Imam Quthaibah rahimahullah berkata:
"Orang-orang musyrikin biasa berkata, "Inilah sebab bantuan dari tuhan-tuhan kami."
"Pada hari itu tidak berguna syafa'at, kecuali (syafa'at) orang yang Allah Maha Pemurah telah memberi izin kepadanya, dan Dia telah meridhoi perkataannya." (QS. Thaha : 109)
Nabi ﷺ pernah ditanya oleh Abu Hurairah
"Wahai Rasul, siapakah orang yang paling berbahagia di hari Kiamat yang akan mendapatkan syafaatmu?. Nabi ﷺ bersabda, "Mereka adalah orang-orang yang mengucapkan dan mengamalkan kalimat Laa ilaaha ilallaah dan tidak berbuat syirik."
Bagi orang tua yang kehilangan anaknya di masa kecil, maka anaknya bisa memberikan syafaat kepada kedua orang tuanya di hari Kiamat.
Syaikhul Islam Ibnu Taimiyyah rahimahullah setelah membawakan Hadits Zaid bin Khalid, beliau berkata bahwasanya Nabi ﷺ bersabda: “Allah Ta'ala berfirman: ‘Masuk di pagi hari ini dari hamba-hambaKu, ada yang beriman kepadaku dan ada yang kafir. Adapun orang yang berkata ‘Kita dihujani dengan karunia Allah dan rahmatNya’, maka ia beriman kepadaKu dan kafir kepada bintang-bintang. Adapun orang yang mengatakan, ‘Kita dihujani dengan bintang ini dan itu, maka ia kafir kepadaKu dan beriman kepada bintang-bintang.'” (HR. Muslim)
Allah mencela orang-orang yang menisbatkan nikmat-nikmat kepada selain Allah.
Sebagian Ulama Salaf berkata,
"Ini seperti ucapan sebagian orang yaitu "angin berhembus dengan nikmat sekali, sedangkan nahkoda itu adalah seorang yang hebat."
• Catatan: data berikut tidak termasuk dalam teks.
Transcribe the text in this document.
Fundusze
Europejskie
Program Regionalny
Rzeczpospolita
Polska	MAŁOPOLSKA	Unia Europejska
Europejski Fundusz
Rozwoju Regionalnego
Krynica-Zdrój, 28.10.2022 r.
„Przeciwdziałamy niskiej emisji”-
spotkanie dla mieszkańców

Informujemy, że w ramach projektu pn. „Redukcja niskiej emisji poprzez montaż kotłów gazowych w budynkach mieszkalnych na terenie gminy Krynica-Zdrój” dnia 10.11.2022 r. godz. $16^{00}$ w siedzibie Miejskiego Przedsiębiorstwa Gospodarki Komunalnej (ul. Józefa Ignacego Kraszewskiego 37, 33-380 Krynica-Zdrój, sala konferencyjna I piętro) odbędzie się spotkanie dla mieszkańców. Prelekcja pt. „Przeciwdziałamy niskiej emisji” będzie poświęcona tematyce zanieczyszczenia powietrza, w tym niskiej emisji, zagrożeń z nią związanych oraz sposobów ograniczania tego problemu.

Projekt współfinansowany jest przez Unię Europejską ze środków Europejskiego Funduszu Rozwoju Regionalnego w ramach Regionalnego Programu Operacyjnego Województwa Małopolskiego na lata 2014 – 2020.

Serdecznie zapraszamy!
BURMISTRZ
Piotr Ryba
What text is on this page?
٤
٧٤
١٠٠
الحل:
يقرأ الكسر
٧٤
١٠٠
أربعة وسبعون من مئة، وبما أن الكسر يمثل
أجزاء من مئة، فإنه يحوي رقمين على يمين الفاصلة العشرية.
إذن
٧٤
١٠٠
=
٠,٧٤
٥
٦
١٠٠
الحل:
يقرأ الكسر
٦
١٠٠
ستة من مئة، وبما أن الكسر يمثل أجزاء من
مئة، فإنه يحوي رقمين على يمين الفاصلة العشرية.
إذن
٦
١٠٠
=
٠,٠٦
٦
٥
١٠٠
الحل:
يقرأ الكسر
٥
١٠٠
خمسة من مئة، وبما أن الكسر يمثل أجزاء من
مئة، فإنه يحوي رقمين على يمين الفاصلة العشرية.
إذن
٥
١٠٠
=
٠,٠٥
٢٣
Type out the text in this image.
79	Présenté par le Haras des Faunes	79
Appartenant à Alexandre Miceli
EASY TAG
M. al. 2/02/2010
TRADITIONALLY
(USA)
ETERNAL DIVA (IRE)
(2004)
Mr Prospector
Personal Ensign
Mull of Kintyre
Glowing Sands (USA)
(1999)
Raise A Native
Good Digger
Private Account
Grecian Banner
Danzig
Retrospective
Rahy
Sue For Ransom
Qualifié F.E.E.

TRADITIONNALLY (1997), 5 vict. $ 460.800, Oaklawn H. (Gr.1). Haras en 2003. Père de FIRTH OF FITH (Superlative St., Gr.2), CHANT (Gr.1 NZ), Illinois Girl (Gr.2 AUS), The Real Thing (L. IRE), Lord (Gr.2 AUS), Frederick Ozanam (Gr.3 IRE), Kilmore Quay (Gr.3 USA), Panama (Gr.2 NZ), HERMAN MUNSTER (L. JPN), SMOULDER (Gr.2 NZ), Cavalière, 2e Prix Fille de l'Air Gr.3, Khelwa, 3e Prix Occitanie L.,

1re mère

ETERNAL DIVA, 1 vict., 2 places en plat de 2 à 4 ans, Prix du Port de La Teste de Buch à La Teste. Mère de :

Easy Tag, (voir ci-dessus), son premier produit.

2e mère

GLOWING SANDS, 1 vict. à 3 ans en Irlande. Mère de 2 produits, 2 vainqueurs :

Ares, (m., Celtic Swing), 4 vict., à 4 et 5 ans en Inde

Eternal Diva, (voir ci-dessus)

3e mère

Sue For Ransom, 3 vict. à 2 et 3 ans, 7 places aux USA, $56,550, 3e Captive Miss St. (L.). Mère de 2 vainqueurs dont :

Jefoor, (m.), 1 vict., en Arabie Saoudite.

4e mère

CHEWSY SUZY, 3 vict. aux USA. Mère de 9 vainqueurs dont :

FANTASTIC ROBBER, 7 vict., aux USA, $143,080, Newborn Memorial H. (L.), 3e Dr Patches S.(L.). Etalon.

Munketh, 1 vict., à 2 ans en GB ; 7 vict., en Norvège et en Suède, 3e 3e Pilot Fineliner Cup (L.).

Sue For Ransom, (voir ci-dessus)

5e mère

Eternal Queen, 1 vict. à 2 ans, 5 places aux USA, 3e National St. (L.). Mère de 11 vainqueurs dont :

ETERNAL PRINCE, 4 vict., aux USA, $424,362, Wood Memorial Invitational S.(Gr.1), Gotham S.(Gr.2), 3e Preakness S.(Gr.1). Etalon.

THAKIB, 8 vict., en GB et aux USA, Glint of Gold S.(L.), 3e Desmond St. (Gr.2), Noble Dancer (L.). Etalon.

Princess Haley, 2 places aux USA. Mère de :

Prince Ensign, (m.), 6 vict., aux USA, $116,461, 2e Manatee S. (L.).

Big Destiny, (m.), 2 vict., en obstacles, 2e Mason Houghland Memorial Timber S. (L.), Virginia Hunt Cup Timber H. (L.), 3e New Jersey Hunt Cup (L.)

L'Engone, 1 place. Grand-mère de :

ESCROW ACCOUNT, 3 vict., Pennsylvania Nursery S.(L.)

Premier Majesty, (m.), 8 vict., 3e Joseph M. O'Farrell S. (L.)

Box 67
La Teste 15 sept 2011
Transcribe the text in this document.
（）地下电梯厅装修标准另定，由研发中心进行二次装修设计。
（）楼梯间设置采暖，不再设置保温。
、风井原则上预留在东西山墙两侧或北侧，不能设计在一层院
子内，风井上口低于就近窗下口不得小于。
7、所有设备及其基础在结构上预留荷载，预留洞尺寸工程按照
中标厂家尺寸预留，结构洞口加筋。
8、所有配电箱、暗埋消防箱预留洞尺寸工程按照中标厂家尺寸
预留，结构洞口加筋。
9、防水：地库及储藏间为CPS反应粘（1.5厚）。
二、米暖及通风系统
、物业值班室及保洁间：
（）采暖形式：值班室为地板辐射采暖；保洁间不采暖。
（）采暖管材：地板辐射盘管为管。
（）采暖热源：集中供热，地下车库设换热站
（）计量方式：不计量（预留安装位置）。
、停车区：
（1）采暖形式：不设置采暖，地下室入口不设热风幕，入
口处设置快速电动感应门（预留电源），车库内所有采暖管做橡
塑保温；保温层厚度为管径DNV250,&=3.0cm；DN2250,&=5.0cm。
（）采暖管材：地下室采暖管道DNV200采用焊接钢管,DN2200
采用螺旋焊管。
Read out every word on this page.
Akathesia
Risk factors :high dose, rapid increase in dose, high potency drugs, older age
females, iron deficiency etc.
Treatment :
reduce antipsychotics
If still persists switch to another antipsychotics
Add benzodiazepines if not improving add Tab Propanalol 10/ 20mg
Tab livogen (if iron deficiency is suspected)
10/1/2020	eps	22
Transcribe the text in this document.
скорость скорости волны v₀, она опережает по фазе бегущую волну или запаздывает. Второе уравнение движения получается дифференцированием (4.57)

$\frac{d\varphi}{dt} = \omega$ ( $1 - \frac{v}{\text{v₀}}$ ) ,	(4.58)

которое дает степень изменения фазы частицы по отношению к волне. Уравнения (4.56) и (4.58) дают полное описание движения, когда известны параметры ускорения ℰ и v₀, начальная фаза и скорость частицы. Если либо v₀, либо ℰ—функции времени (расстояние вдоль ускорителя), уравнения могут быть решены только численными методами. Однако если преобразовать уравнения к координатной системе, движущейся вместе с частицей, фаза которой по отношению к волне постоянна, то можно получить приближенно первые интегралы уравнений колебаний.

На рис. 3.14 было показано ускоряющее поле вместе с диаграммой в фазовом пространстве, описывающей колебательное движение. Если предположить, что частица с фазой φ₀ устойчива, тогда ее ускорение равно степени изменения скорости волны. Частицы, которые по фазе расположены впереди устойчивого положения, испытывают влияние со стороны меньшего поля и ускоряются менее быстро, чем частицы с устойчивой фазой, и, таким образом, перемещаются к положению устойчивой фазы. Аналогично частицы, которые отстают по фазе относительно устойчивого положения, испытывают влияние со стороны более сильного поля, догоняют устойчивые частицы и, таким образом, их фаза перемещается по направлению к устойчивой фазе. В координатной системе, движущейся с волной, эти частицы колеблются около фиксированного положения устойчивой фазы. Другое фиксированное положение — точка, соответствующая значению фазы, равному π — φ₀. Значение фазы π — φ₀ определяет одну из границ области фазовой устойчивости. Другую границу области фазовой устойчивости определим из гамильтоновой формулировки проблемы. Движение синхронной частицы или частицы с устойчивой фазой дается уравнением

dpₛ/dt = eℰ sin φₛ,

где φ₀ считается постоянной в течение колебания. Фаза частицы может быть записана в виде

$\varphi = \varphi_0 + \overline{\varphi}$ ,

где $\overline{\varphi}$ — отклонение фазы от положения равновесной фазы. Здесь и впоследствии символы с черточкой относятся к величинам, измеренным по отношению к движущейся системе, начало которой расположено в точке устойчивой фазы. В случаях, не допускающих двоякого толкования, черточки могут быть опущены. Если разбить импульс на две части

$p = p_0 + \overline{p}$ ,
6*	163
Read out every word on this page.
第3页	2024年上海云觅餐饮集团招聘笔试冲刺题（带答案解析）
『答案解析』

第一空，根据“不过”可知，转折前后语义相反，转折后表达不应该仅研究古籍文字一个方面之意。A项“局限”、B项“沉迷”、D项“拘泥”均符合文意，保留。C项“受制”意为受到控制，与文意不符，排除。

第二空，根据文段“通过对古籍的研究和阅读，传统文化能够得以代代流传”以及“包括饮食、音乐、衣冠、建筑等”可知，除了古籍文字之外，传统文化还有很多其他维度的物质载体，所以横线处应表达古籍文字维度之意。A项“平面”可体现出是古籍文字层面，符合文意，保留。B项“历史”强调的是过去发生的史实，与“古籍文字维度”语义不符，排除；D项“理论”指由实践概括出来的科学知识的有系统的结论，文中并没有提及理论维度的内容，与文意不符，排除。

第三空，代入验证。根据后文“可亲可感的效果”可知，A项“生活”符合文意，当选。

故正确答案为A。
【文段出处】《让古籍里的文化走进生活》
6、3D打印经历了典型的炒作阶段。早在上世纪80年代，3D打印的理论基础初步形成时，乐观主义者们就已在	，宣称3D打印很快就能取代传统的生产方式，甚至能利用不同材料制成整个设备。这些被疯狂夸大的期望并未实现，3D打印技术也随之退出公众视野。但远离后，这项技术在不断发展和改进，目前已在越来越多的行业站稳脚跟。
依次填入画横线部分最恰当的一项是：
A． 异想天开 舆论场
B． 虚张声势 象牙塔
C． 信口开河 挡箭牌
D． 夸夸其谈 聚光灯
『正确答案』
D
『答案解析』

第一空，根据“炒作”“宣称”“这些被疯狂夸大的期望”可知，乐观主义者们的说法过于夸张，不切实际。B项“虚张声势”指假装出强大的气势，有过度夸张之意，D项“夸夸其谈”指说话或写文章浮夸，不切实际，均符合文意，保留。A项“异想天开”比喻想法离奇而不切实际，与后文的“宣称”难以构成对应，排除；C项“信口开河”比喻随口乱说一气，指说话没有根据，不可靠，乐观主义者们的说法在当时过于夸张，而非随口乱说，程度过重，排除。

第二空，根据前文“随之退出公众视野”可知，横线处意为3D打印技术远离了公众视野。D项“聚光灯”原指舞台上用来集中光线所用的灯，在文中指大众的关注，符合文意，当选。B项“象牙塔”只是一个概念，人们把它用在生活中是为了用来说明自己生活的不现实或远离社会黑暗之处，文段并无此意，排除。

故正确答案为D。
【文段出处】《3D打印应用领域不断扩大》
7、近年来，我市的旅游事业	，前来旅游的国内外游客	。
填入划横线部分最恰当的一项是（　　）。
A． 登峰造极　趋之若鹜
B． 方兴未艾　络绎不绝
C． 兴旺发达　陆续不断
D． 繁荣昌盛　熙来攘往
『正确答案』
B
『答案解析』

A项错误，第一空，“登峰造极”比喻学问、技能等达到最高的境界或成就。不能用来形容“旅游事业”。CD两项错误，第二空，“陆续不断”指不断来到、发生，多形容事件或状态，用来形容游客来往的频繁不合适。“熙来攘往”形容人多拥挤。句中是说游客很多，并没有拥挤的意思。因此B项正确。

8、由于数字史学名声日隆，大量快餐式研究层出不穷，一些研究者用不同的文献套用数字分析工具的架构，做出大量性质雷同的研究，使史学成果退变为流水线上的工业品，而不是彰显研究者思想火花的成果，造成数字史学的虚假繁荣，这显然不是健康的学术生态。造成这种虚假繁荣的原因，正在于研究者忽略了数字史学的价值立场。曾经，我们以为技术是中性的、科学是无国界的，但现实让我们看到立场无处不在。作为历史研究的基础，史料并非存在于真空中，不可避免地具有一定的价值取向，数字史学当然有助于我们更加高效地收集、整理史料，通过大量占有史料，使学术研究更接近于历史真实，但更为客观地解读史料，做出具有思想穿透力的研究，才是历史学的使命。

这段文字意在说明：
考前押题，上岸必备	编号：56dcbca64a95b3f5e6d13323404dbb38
Jika kalimat ini hanya sebatas penghambaan, maka ini tidak mengapa, namun sebaiknya kita selalu melibatkan Allah, seperti "Dengan izin Allah", karena jika tidak menyertakan Allah, dikhawatirkan akan menjurus kepada kesyirikan.
Sebagian orang tidak bisa membedakan antara Tauhid dan kesyirikan, bahkan justru lebih banyak orang yang terjerumus dalam kesyirikan. Itulah pentingnya kita harus selalu belajar ilmu Tauhid.